Özlem Güzelharcan bir yazısında şöyle der:

“Hangi iş yerinde çalışırsanız çalışın genç olmak bir beladır, başınıza musallat olan, hayatınızı cehenneme çeviren bir lanettir. Çünkü muhabbete gelince kesinlikle genç olduklarını iddia eden yaşça sizden büyün yaşlılara göre tüm önemli işleri gençler yaparlar! Bu önemli işlerin büyük çoğunluğu sağa sola koşturmakla, eksikleri tamamlamakla, organizasyon görevlerini üstlenmekle ilgilidir. Bütün bunları büyük bir hızla ve aynı orandaki enerji ile yapmak da genç olan’dan beklenen önemli özelliklerdendir. Nitekim genç insan kesinlikle yorulmaz. Genç insanın morali bozuk olmaz, olamaz. Genç insanın iş güç dışında yapacak hiçbir şeyi yoktur. Genç insanın iş dışındaki bütün vakitleri “boş” kategorisindedir, aksi düşünülemez. Genç insan hiçbir şeyden şikayet etmez, etmemelidir. Genç insan iyi giyinmelidir, sürekli makyajlı dolaşmalıdır aski halde hastadır veya -eyvah ki eyvah- bu genç yaşında kendinden geçmiştir! Genç olduğu için başkalarının yapması gereken görevleri de kolaylıkla üstlenebilir. Genç insan hata yapmaz. Genç insan her daim neşeli ve dinamik, yanakları al al ve gözleri güleç olmalıdır. Ve genç insan hiç yaşlanmaz , sonsuza kadar genç kalacaktır o kutsal insan!”
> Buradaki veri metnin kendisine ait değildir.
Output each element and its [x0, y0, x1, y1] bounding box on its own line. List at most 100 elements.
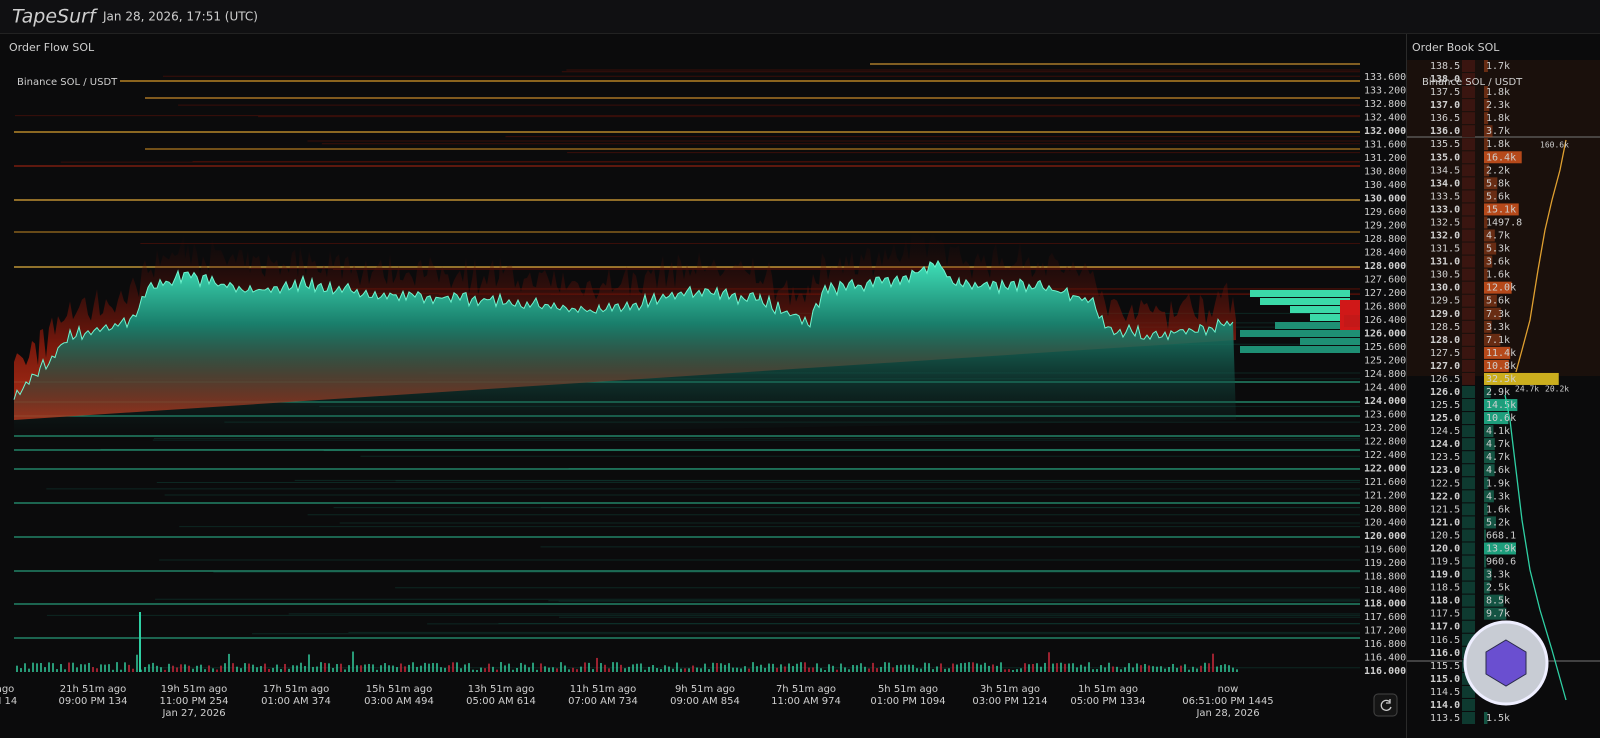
price-axis-label: 130.800 [1364, 167, 1406, 178]
size-label: 4.1k [1486, 426, 1510, 437]
volume-bar [992, 664, 994, 672]
size-label: 4.7k [1486, 439, 1510, 450]
size-label: 15.1k [1486, 204, 1516, 215]
price-axis-label: 128.800 [1364, 234, 1406, 245]
price-axis-label: 125.200 [1364, 356, 1406, 367]
volume-bar [284, 663, 286, 672]
price-trace [13, 259, 1234, 400]
size-label: 1.6k [1486, 504, 1510, 515]
size-bar [1484, 477, 1489, 490]
volume-bar [848, 669, 850, 672]
volume-bar [80, 664, 82, 672]
price-cell [1462, 164, 1475, 177]
price-cell [1462, 620, 1475, 633]
volume-bar [364, 664, 366, 672]
volume-bar [892, 667, 894, 672]
time-clock: 01:00 PM 1094 [870, 696, 945, 707]
size-bar [1484, 503, 1488, 516]
volume-bar [1144, 663, 1146, 672]
volume-bar [176, 667, 178, 672]
volume-bar [216, 669, 218, 672]
refresh-button[interactable] [1373, 693, 1398, 717]
volume-bar [164, 669, 166, 672]
volume-bar [1112, 666, 1114, 672]
size-label: 9.7k [1486, 609, 1510, 620]
volume-bar [712, 662, 714, 672]
price-label: 125.5 [1430, 400, 1460, 411]
time-clock: 01:00 AM 374 [261, 696, 331, 707]
size-bar [1484, 216, 1488, 229]
volume-bar [1216, 666, 1218, 672]
volume-bar [944, 668, 946, 672]
volume-bar [1080, 664, 1082, 672]
logo-cube [1485, 639, 1527, 687]
refresh-icon [1380, 699, 1392, 711]
volume-bar [336, 664, 338, 672]
volume-bar [580, 666, 582, 672]
price-axis-label: 125.600 [1364, 342, 1406, 353]
time-clock: 11:00 PM 254 [160, 696, 229, 707]
price-label: 120.5 [1430, 530, 1460, 541]
size-label: 1.5k [1486, 713, 1510, 724]
volume-bar [980, 664, 982, 672]
volume-bar [756, 666, 758, 672]
volume-bar [296, 665, 298, 672]
size-label: 12.0k [1486, 283, 1516, 294]
size-label: 1497.8 [1486, 217, 1522, 228]
size-label: 4.7k [1486, 231, 1510, 242]
brand[interactable]: TapeSurf [12, 6, 99, 28]
size-label: 5.8k [1486, 178, 1510, 189]
volume-bar [660, 669, 662, 672]
time-clock: 03:00 AM 494 [364, 696, 434, 707]
volume-bar [708, 669, 710, 672]
volume-bar [1228, 665, 1230, 672]
volume-bar [288, 668, 290, 672]
volume-bar [928, 663, 930, 672]
size-label: 8.5k [1486, 596, 1510, 607]
price-axis-label: 133.600 [1364, 72, 1406, 83]
price-cell [1462, 255, 1475, 268]
volume-bar [568, 669, 570, 672]
volume-bar [832, 665, 834, 672]
volume-bar [856, 665, 858, 672]
volume-bar [456, 662, 458, 672]
price-axis-label: 116.000 [1364, 666, 1406, 677]
size-label: 5.6k [1486, 296, 1510, 307]
volume-bar [200, 664, 202, 672]
price-label: 128.5 [1430, 322, 1460, 333]
volume-bar [484, 668, 486, 672]
price-axis-label: 133.200 [1364, 86, 1406, 97]
volume-bar [824, 669, 826, 672]
volume-bar [700, 668, 702, 672]
volume-bar [616, 662, 618, 672]
size-bar [1484, 346, 1511, 359]
volume-bar [948, 668, 950, 672]
ask-depth-curve [1515, 139, 1567, 373]
volume-bar [812, 667, 814, 672]
volume-bar [820, 668, 822, 672]
size-label: 10.8k [1486, 361, 1516, 372]
volume-bar [528, 667, 530, 672]
volume-bar [1108, 662, 1110, 672]
volume-bar [972, 662, 974, 672]
volume-bar [552, 667, 554, 672]
price-label: 118.5 [1430, 583, 1460, 594]
price-label: 132.5 [1430, 217, 1460, 228]
price-cell [1462, 503, 1475, 516]
size-label: 14.5k [1486, 400, 1516, 411]
volume-bar [400, 663, 402, 672]
price-label: 127.0 [1430, 361, 1460, 372]
volume-bar [72, 662, 74, 672]
price-cell [1462, 190, 1475, 203]
live-depth [1250, 290, 1350, 297]
volume-bar [548, 667, 550, 672]
price-cell [1462, 86, 1475, 99]
size-bar [1484, 372, 1559, 385]
volume-bar [472, 669, 474, 672]
volume-bar [236, 666, 238, 672]
size-bar [1484, 138, 1489, 151]
price-axis-label: 126.000 [1364, 329, 1406, 340]
volume-bar [188, 665, 190, 672]
live-depth [1240, 346, 1360, 353]
volume-bar [828, 664, 830, 672]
Burada Bears adına bir şeyler  karalamak için kendimi bulduğum zaman, sezon içinde de geçireceğimi sandığım psikosomatik sancılar, romantizm ve gerçekçilikle arada kalan sanrılarda buluyorum kendimi. Yukarıda alıntılandırdığım paragrafı okuduğum zaman maçın ardından “genç” olma heyecanımı kaybettiğimi, taraftarlığı özümseyemediğimi de düşünmüştüm, oysa durum böyle değil, çok sevdiğiniz bir dizide öyle bir şeyler olur ki bir sezon izleyemez hale gelirsiniz, benimki de o hesaba döndü sanki.

Taraftar olmak zor şey NFLTR.com okurları, yaşamımın daha farkındalığı düşük zamanlarında “gözü kör” taraftar oldum elbette, taraftar hayalperestliğini de hala bir köşeye atmış değilim ancak gerçekler o kadar bitkin düşürüyor ki maç hakkında iki kelamda bulunamıyorum. Olur da maç izlemek isterseniz Bears karşılaşmalarını seçmeyin derim, keyifsizler, ligdeki diğer takımların edindiği bir amaç  var en azından, bazıları sezon hakkında büyük bir beklentide olmasalar bile genç oyuncularını partlatma niyetindeler, herkes için sezon çok erken zaten ancak Rüzgarlı Şehri’nin takımına şimdiden sezon zulüm olacak gibi duruyor.

Bir sonraki yazıda en azından iç açıcı bir havadan, çiçekten böcekten bahsetmek isterdim ancak malum havanın durumu da son bir iki haftadır. Tek heyecanlanabileceğim yer belki de geçtiğimiz sezon altıncı sıradan draft edilen David Fales’ın sezon içinde birkaç maçta kendine yer bulması olabilir, baş koç Tilki’ye bu dileklerimi yazılı olarak da ileteceğim.